Under blue skies, we resumed our picnic table and the tree under which it sat and set about what the Hipsters would call “Ikea Hacking”, a term given to loosely describe taking bits of that particular manufacturer’s product meant for one thing, and turning them into something else.
It seemed only fair, that given our bedroom sideboard at home is concocted from parts of Swedish kitchen, that our galley on the boat should be made from parts of the same company’s bedroom system.
Thus it was that a whole day passed while trying to find a practical way of fitting square metal baskets into spaces which were very much not.

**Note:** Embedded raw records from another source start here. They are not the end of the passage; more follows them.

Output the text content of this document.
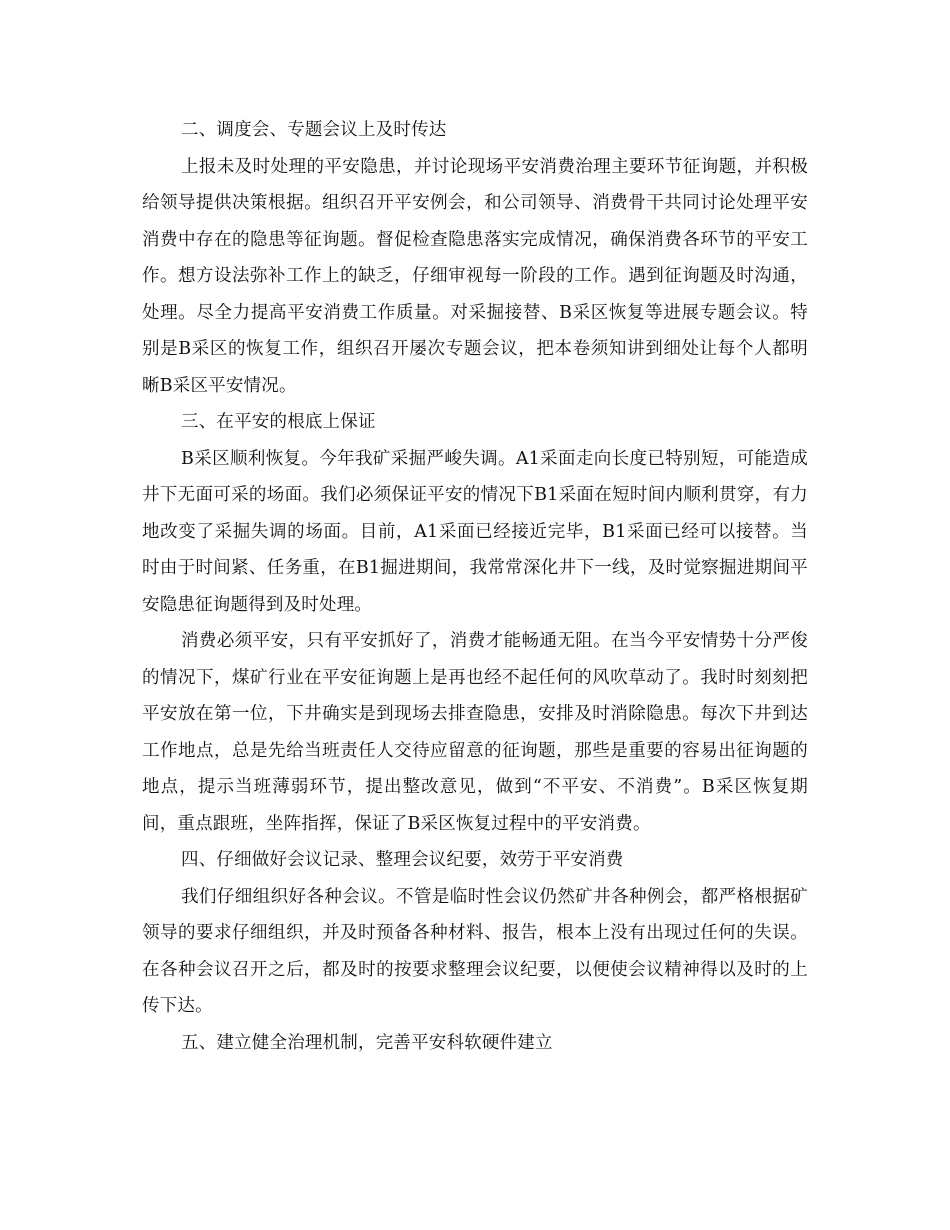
二、调度会、专题会议上及时传达

上报未及时处理的平安隐患，并讨论现场平安消费治理主要环节征询题，并积极给领导提供决策根据。组织召开平安例会，和公司领导、消费骨干共同讨论处理平安消费中存在的隐患等征询题。督促检查隐患落实完成情况，确保消费各环节的平安工作。想方设法弥补工作上的缺乏，仔细审视每一阶段的工作。遇到征询题及时沟通，处理。尽全力提高平安消费工作质量。对采掘接替、B采区恢复等进展专题会议。特别是B采区的恢复工作，组织召开屡次专题会议，把本卷须知讲到细处让每个人都明晰B采区平安情况。

三、在平安的根底上保证

B采区顺利恢复。今年我矿采掘严峻失调。A1采面走向长度已特别短，可能造成井下无面可采的场面。我们必须保证平安的情况下B1采面在短时间内顺利贯穿，有力地改变了采掘失调的场面。目前，A1采面已经接近完毕，B1采面已经可以接替。当时由于时间紧、任务重，在B1掘进期间，我常常深化井下一线，及时觉察掘进期间平安隐患征询题得到及时处理。

消费必须平安，只有平安抓好了，消费才能畅通无阻。在当今平安情势十分严俊的情况下，煤矿行业在平安征询题上是再也经不起任何的风吹草动了。我时时刻刻把平安放在第一位，下井确实是到现场去排查隐患，安排及时消除隐患。每次下井到达工作地点，总是先给当班责任人交待应留意的征询题，那些是重要的容易出征询题的地点，提示当班薄弱环节，提出整改意见，做到“不平安、不消费”。B采区恢复期间，重点跟班，坐阵指挥，保证了B采区恢复过程中的平安消费。

四、仔细做好会议记录、整理会议纪要，效劳于平安消费

我们仔细组织好各种会议。不管是临时性会议仍然矿井各种例会，都严格根据矿领导的要求仔细组织，并及时预备各种材料、报告，根本上没有出现过任何的失误。在各种会议召开之后，都及时的按要求整理会议纪要，以便使会议精神得以及时的上传下达。

五、建立健全治理机制，完善平安科软硬件建立
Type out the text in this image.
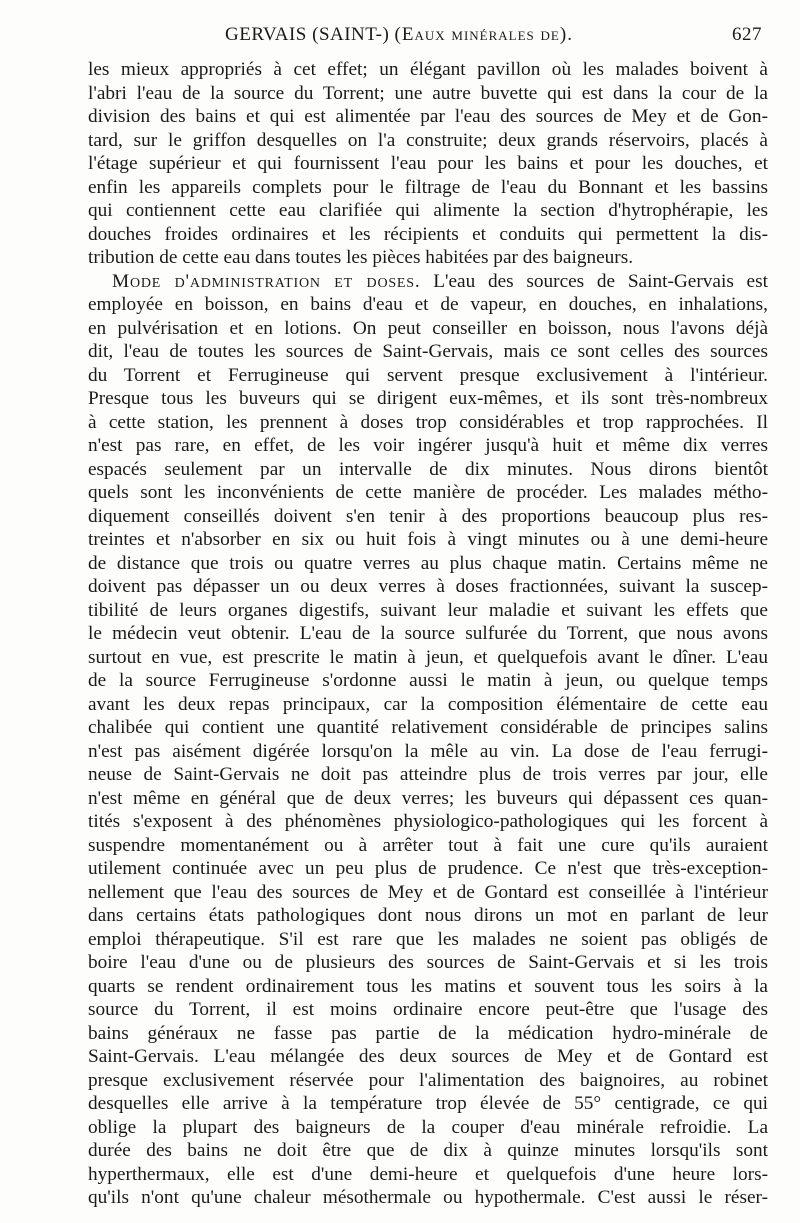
GERVAIS (SAINT-) (Eaux minérales de).	627
les mieux appropriés à cet effet; un élégant pavillon où les malades boivent à
l'abri l'eau de la source du Torrent; une autre buvette qui est dans la cour de la
division des bains et qui est alimentée par l'eau des sources de Mey et de Gon-
tard, sur le griffon desquelles on l'a construite; deux grands réservoirs, placés à
l'étage supérieur et qui fournissent l'eau pour les bains et pour les douches, et
enfin les appareils complets pour le filtrage de l'eau du Bonnant et les bassins
qui contiennent cette eau clarifiée qui alimente la section d'hytrophérapie, les
douches froides ordinaires et les récipients et conduits qui permettent la dis-
tribution de cette eau dans toutes les pièces habitées par des baigneurs.
Mode d'administration et doses. L'eau des sources de Saint-Gervais est
employée en boisson, en bains d'eau et de vapeur, en douches, en inhalations,
en pulvérisation et en lotions. On peut conseiller en boisson, nous l'avons déjà
dit, l'eau de toutes les sources de Saint-Gervais, mais ce sont celles des sources
du Torrent et Ferrugineuse qui servent presque exclusivement à l'intérieur.
Presque tous les buveurs qui se dirigent eux-mêmes, et ils sont très-nombreux
à cette station, les prennent à doses trop considérables et trop rapprochées. Il
n'est pas rare, en effet, de les voir ingérer jusqu'à huit et même dix verres
espacés seulement par un intervalle de dix minutes. Nous dirons bientôt
quels sont les inconvénients de cette manière de procéder. Les malades métho-
diquement conseillés doivent s'en tenir à des proportions beaucoup plus res-
treintes et n'absorber en six ou huit fois à vingt minutes ou à une demi-heure
de distance que trois ou quatre verres au plus chaque matin. Certains même ne
doivent pas dépasser un ou deux verres à doses fractionnées, suivant la suscep-
tibilité de leurs organes digestifs, suivant leur maladie et suivant les effets que
le médecin veut obtenir. L'eau de la source sulfurée du Torrent, que nous avons
surtout en vue, est prescrite le matin à jeun, et quelquefois avant le dîner. L'eau
de la source Ferrugineuse s'ordonne aussi le matin à jeun, ou quelque temps
avant les deux repas principaux, car la composition élémentaire de cette eau
chalibée qui contient une quantité relativement considérable de principes salins
n'est pas aisément digérée lorsqu'on la mêle au vin. La dose de l'eau ferrugi-
neuse de Saint-Gervais ne doit pas atteindre plus de trois verres par jour, elle
n'est même en général que de deux verres; les buveurs qui dépassent ces quan-
tités s'exposent à des phénomènes physiologico-pathologiques qui les forcent à
suspendre momentanément ou à arrêter tout à fait une cure qu'ils auraient
utilement continuée avec un peu plus de prudence. Ce n'est que très-exception-
nellement que l'eau des sources de Mey et de Gontard est conseillée à l'intérieur
dans certains états pathologiques dont nous dirons un mot en parlant de leur
emploi thérapeutique. S'il est rare que les malades ne soient pas obligés de
boire l'eau d'une ou de plusieurs des sources de Saint-Gervais et si les trois
quarts se rendent ordinairement tous les matins et souvent tous les soirs à la
source du Torrent, il est moins ordinaire encore peut-être que l'usage des
bains généraux ne fasse pas partie de la médication hydro-minérale de
Saint-Gervais. L'eau mélangée des deux sources de Mey et de Gontard est
presque exclusivement réservée pour l'alimentation des baignoires, au robinet
desquelles elle arrive à la température trop élevée de 55° centigrade, ce qui
oblige la plupart des baigneurs de la couper d'eau minérale refroidie. La
durée des bains ne doit être que de dix à quinze minutes lorsqu'ils sont
hyperthermaux, elle est d'une demi-heure et quelquefois d'une heure lors-
qu'ils n'ont qu'une chaleur mésothermale ou hypothermale. C'est aussi le réser-
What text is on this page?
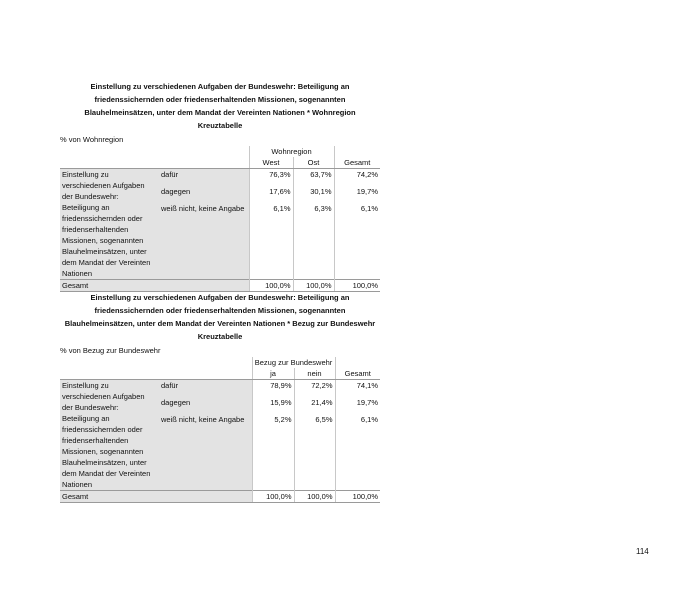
Einstellung zu verschiedenen Aufgaben der Bundeswehr: Beteiligung an friedenssichernden oder friedenserhaltenden Missionen, sogenannten Blauhelmeinsätzen, unter dem Mandat der Vereinten Nationen * Wohnregion Kreuztabelle
% von Wohnregion
		Wohnregion		
		West	Ost	Gesamt
Einstellung zu verschiedenen Aufgaben der Bundeswehr: Beteiligung an friedenssichernden oder friedenserhaltenden Missionen, sogenannten Blauhelmeinsätzen, unter dem Mandat der Vereinten Nationen	dafür	76,3%	63,7%	74,2%
	dagegen	17,6%	30,1%	19,7%
	weiß nicht, keine Angabe	6,1%	6,3%	6,1%
Gesamt		100,0%	100,0%	100,0%
Einstellung zu verschiedenen Aufgaben der Bundeswehr: Beteiligung an friedenssichernden oder friedenserhaltenden Missionen, sogenannten Blauhelmeinsätzen, unter dem Mandat der Vereinten Nationen * Bezug zur Bundeswehr Kreuztabelle
% von Bezug zur Bundeswehr
		Bezug zur Bundeswehr		
		ja	nein	Gesamt
Einstellung zu verschiedenen Aufgaben der Bundeswehr: Beteiligung an friedenssichernden oder friedenserhaltenden Missionen, sogenannten Blauhelmeinsätzen, unter dem Mandat der Vereinten Nationen	dafür	78,9%	72,2%	74,1%
	dagegen	15,9%	21,4%	19,7%
	weiß nicht, keine Angabe	5,2%	6,5%	6,1%
Gesamt		100,0%	100,0%	100,0%
114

It is surprising really, how quickly one can become if not fond of, at least accustomed to one’s environment. For instance the colour of our dear Joyeux’s interior has been described by ourselves variously as “drab”, “ugh”, or perhaps “beige on a dark cream background”. On the day we first saw the boat, Jacques, in his characteristically off-handed sales manner offered without prompting that if we didn’t like the interior then perhaps with some handyman work we could change the colour quite soon after. After exactly what we never found out, and therefore "quite soon after" never arrived, so when the classic Ikea baskets arrived in any colour as long as it was white, that would never do.
We discovered that our horrid “dark cream” did not at all blend with bright white baskets, and further, it had a name.
Ivory.
That is how it came to be that we spent the afternoon watching (ivory) paint dry.